I approached Gannett Peak from Pinedale. The road to the trailhead is on the right as you enter Pinedale from the south. The Forest Service office (307-367-4326) is at the same intersection. I chose this approach because I could get close to my campsite on horseback, and I wouldn't have to do much elevation gain with a heavy pack.
I booked a guide and horse, a mule to carry my gear, and a horse for me to ride for the trip in. I used Bald Mountain Outfitters (http://meek.sublette.com/Baldmtn, email@example.com, 307-367-6539) and was very happy with them.
On July 30, 1998, Bald Mountain took me fairly close to Lower Titcomb Lake. The ride took about six hours, mostly in the rain. I carried the pack another two hours to get to camp. I arrived at camp in just one day and was fairly fresh. Without the horse, it would have taken two days and I would have been half-dead from carrying the heavy pack. The horse is well worth the price. I camped above Upper Titcomb Lake at about 10,800. The ground accepts tent stakes, so a freestanding tent isn't absolutely necessary.
On July 31, I woke up about 4:15 AM. The sky was full of stars and I could see two headlamps on the way up Dinwoody Pass (also known as Bonney Pass). I left camp at 5:15. The snow was just soft enough for kicking steps, so I only used crampons near the top of Dinwoody Pass. At the pass, I took off the crampons and plunge-stepped down and across Dinwoody Glacier.
The easiest route went around the right of a huge buttress at 11,700 and then west through a few crevasses near the north edge of the Dinwoody Glacier. The crevasses required a bit of careful routefinding, but they weren't a major obstacle. I then climbed an obvious snow-filled couloir, which is visible from Dinwoody Pass. I followed the steps of the climbers I had seen earlier. The couloir is only 37-40 degrees, so we all kicked steps in the snow without using crampons. At the top of the couloir I stashed some of my gear and wandered up easier snow and rock toward the summit. I met the other two climbers on their way down, talked with them for a few minutes, and reached the summit about 9:15. Don Jacobs calls the route I climbed "Route 4: South Ridge."
After a short break and a few pictures, I started down. The weather was good, but clouds were rolling in, and I didn't want to be on top of Dinwoody Pass in a lightning storm. I caught up with the other climbers, passing them as we picked our way through the crevasses. The snow was firm enough to support my weight and soft enough for kicking steps. I made good time and was back at camp before noon, just as it started to rain.

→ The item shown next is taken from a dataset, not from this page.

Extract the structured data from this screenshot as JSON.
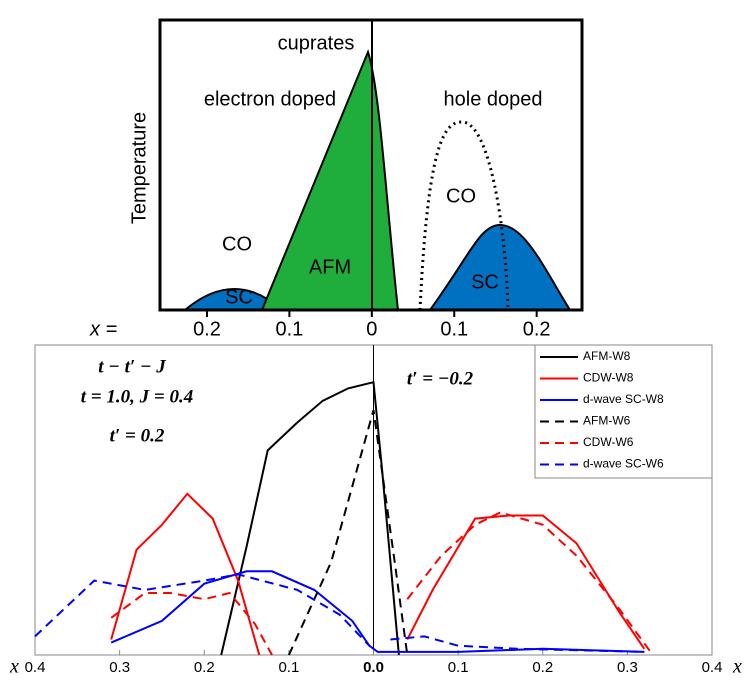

I ate, dozed, and sorted gear until the weather improved and my boredom outweighed my fatigue. I decided to pack up and start out. As soon as I started hiking, the weather deteriorated. Within five minutes, the clouds dumped their entire contents on me, I was soaking wet, the ground was covered in hail, and the sun was shining again. I made it to Island Lake with just enough daylight to set up camp and eat dinner before dark. I was totally exhausted.
I spent most of August 1 carrying my pack back to the trailhead, mostly in the rain.
The main requirements for climbing Gannett Peak are good basic mountaineering and backpacking skills, good physical condition, tolerance of thin air, and decent weather. While Gannett is certainly a lot of work, it was much easier than I had expected. I only used crampons for a short distance on Dinwoody Pass, and I never bothered using the ice axe. Despite what Don Jacobs says, I call that a walk-up. Just be careful not to fall in a crevasse.